New York — Trois indicateurs conjoncturels meilleurs que prévu sont venus confirmer hier la vigueur de la reprise économique aux États-Unis, même si les consommateurs restent préoccupés par la situation toujours fragile du marché de l'emploi.

Le département du Commerce a révisé en hausse symbolique, de 4 % à 4,1 %, le chiffre de la croissance du PIB au quatrième trimestre alors que les économistes s'attendaient à une révision en baisse à 3,6 %. L'indice d'activité du secteur manufacturier de la région de Chicago, lui, ressort en baisse à 63,6 en février contre 65,9 le mois précédent, mais il était attendu à 63,5. Quant à l'indice de confiance du consommateur de l'université du Michigan, il a été révisé en hausse à 94,4 contre 93,1 en première estimation, alors que les économistes l'attendaient à 93,5.

Ces trois statistiques ont alimenté la hausse de Wall Street en début de séance et l'indice du Michigan n'a provoqué qu'un léger repli du dollar, vite revenu à son niveau d'avant leur publication face à l'euro.

La révision du PIB des trois derniers mois de l'année confirme que l'économie américaine a enregistré au second semestre sa plus forte croissance depuis 1984, dépassant jusqu'aux performances du boom de la fin des années 1990. «Cela confirme simplement que l'économie s'est bien comportée au second semestre de l'an dernier et cela montre que la tendance positive devrait se maintenir au premier trimestre de cette année», explique Joe LaVorgna, économiste de Deutsche Bank Securities.
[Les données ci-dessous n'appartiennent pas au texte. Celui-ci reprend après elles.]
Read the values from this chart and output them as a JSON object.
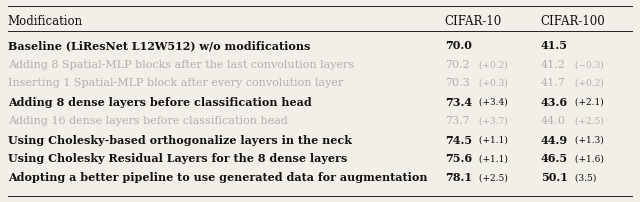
{
  "rows": [
    {
      "modification": "Baseline (LiResNet L12W512) w/o modifications",
      "cifar10_main": "70.0",
      "cifar10_delta": "",
      "cifar100_main": "41.5",
      "cifar100_delta": "",
      "grayed": false,
      "bold": true
    },
    {
      "modification": "Adding 8 Spatial-MLP blocks after the last convolution layers",
      "cifar10_main": "70.2",
      "cifar10_delta": " (+0.2)",
      "cifar100_main": "41.2",
      "cifar100_delta": " (−0.3)",
      "grayed": true,
      "bold": false
    },
    {
      "modification": "Inserting 1 Spatial-MLP block after every convolution layer",
      "cifar10_main": "70.3",
      "cifar10_delta": " (+0.3)",
      "cifar100_main": "41.7",
      "cifar100_delta": " (+0.2)",
      "grayed": true,
      "bold": false
    },
    {
      "modification": "Adding 8 dense layers before classification head",
      "cifar10_main": "73.4",
      "cifar10_delta": " (+3.4)",
      "cifar100_main": "43.6",
      "cifar100_delta": " (+2.1)",
      "grayed": false,
      "bold": true
    },
    {
      "modification": "Adding 16 dense layers before classification head",
      "cifar10_main": "73.7",
      "cifar10_delta": " (+3.7)",
      "cifar100_main": "44.0",
      "cifar100_delta": " (+2.5)",
      "grayed": true,
      "bold": false
    },
    {
      "modification": "Using Cholesky-based orthogonalize layers in the neck",
      "cifar10_main": "74.5",
      "cifar10_delta": " (+1.1)",
      "cifar100_main": "44.9",
      "cifar100_delta": " (+1.3)",
      "grayed": false,
      "bold": true
    },
    {
      "modification": "Using Cholesky Residual Layers for the 8 dense layers",
      "cifar10_main": "75.6",
      "cifar10_delta": " (+1.1)",
      "cifar100_main": "46.5",
      "cifar100_delta": " (+1.6)",
      "grayed": false,
      "bold": true
    },
    {
      "modification": "Adopting a better pipeline to use generated data for augmentation",
      "cifar10_main": "78.1",
      "cifar10_delta": " (+2.5)",
      "cifar100_main": "50.1",
      "cifar100_delta": " (3.5)",
      "grayed": false,
      "bold": true
    }
  ],
  "header": [
    "Modification",
    "CIFAR-10",
    "CIFAR-100"
  ],
  "background_color": "#f2efe9",
  "text_color_normal": "#111111",
  "text_color_gray": "#b0b0b0",
  "font_size_header": 8.5,
  "font_size_body": 8.0,
  "font_size_delta": 6.5
}
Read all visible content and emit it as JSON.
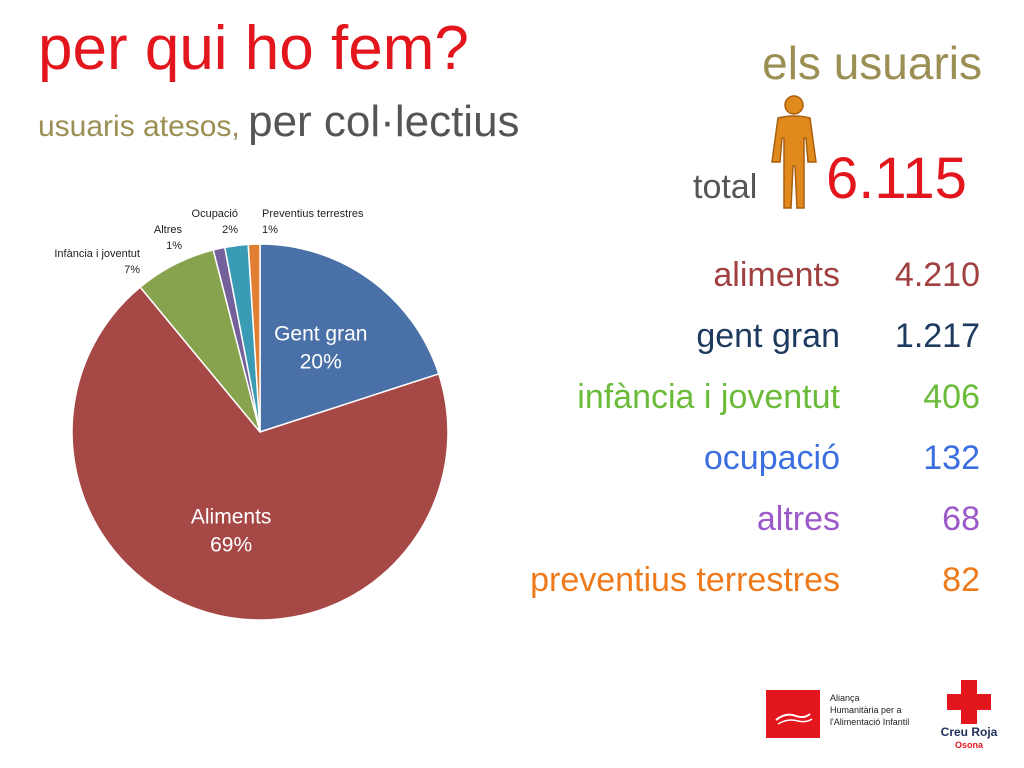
{
  "header": {
    "title": "per qui ho fem?",
    "subtitle_part1": "usuaris atesos, ",
    "subtitle_part2": "per col·lectius",
    "section_title": "els usuaris"
  },
  "total": {
    "label": "total",
    "value": "6.115",
    "icon": "person-icon"
  },
  "breakdown": [
    {
      "label": "aliments",
      "value": "4.210",
      "color": "#a04040"
    },
    {
      "label": "gent gran",
      "value": "1.217",
      "color": "#1f3a5f"
    },
    {
      "label": "infància i joventut",
      "value": "406",
      "color": "#6bbb3a"
    },
    {
      "label": "ocupació",
      "value": "132",
      "color": "#3b6fe0"
    },
    {
      "label": "altres",
      "value": "68",
      "color": "#9b59c9"
    },
    {
      "label": "preventius terrestres",
      "value": "82",
      "color": "#ee7a1c"
    }
  ],
  "chart_data": {
    "type": "pie",
    "start_angle_deg": 0,
    "slices": [
      {
        "name": "Gent gran",
        "value": 20,
        "percent_label": "20%",
        "color": "#4a70a8"
      },
      {
        "name": "Aliments",
        "value": 69,
        "percent_label": "69%",
        "color": "#a64845"
      },
      {
        "name": "Infància i joventut",
        "value": 7,
        "percent_label": "7%",
        "color": "#87a34d"
      },
      {
        "name": "Altres",
        "value": 1,
        "percent_label": "1%",
        "color": "#74609a"
      },
      {
        "name": "Ocupació",
        "value": 2,
        "percent_label": "2%",
        "color": "#3a9bb5"
      },
      {
        "name": "Preventius terrestres",
        "value": 1,
        "percent_label": "1%",
        "color": "#e07f33"
      }
    ],
    "label_placement": {
      "Gent gran": "inside",
      "Aliments": "inside",
      "Infància i joventut": "outside",
      "Altres": "outside",
      "Ocupació": "outside",
      "Preventius terrestres": "outside"
    }
  },
  "logos": {
    "alianca_lines": [
      "Aliança",
      "Humanitària per a",
      "l'Alimentació Infantil"
    ],
    "creu_roja_name": "Creu Roja",
    "creu_roja_sub": "Osona"
  }
}
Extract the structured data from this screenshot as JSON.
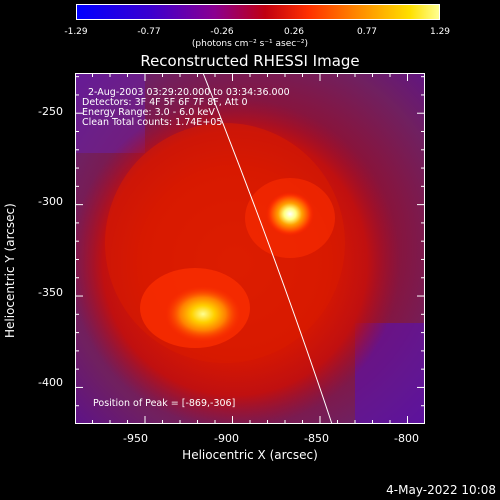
{
  "colorbar": {
    "tick_labels": [
      "-1.29",
      "-0.77",
      "-0.26",
      "0.26",
      "0.77",
      "1.29"
    ],
    "units": "(photons cm⁻² s⁻¹ asec⁻²)"
  },
  "plot": {
    "title": "Reconstructed RHESSI Image",
    "info_lines": [
      "2-Aug-2003 03:29:20.000 to 03:34:36.000",
      "Detectors: 3F 4F 5F 6F 7F 8F, Att 0",
      "Energy Range: 3.0 - 6.0 keV",
      "Clean     Total counts: 1.74E+05"
    ],
    "peak_text": "Position of Peak = [-869,-306]",
    "xlabel": "Heliocentric X (arcsec)",
    "ylabel": "Heliocentric Y (arcsec)",
    "x_ticks": [
      "-950",
      "-900",
      "-850",
      "-800"
    ],
    "y_ticks": [
      "-250",
      "-300",
      "-350",
      "-400"
    ],
    "x_range": [
      -990,
      -790
    ],
    "y_range": [
      -420,
      -228
    ],
    "x_tick_values": [
      -950,
      -900,
      -850,
      -800
    ],
    "y_tick_values": [
      -250,
      -300,
      -350,
      -400
    ],
    "peak_position": [
      -869,
      -306
    ]
  },
  "footer": {
    "date": "4-May-2022 10:08"
  },
  "colors": {
    "background": "#000000",
    "foreground": "#ffffff",
    "colormap": [
      "#0000ff",
      "#5000b0",
      "#b00020",
      "#ff2000",
      "#ff9000",
      "#ffff60",
      "#ffffff"
    ]
  }
}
Il estime qu'au vu des derniers chiffres, l'économie semble croître à un rythme «bien supérieur» à 4 %, ce qui serait un bon présage d'une augmentation des créations d'emplois.

La révision du PIB de la fin 2003 s'explique pour l'essentiel par une hausse nettement plus forte qu'estimé initialement des investissements des entreprises en équipements et en logiciels: ils affichent en effet une croissance de 15,1 %, contre 10 % en première estimation. L'évolution de l'investissement des entreprises est à même de renforcer les anticipations d'une croissance soutenue avant tout par ce poste cette année, ce qui permettrait de compenser un éventuel reflux de la consommation des ménages, dopée l'an dernier par les allégements fiscaux.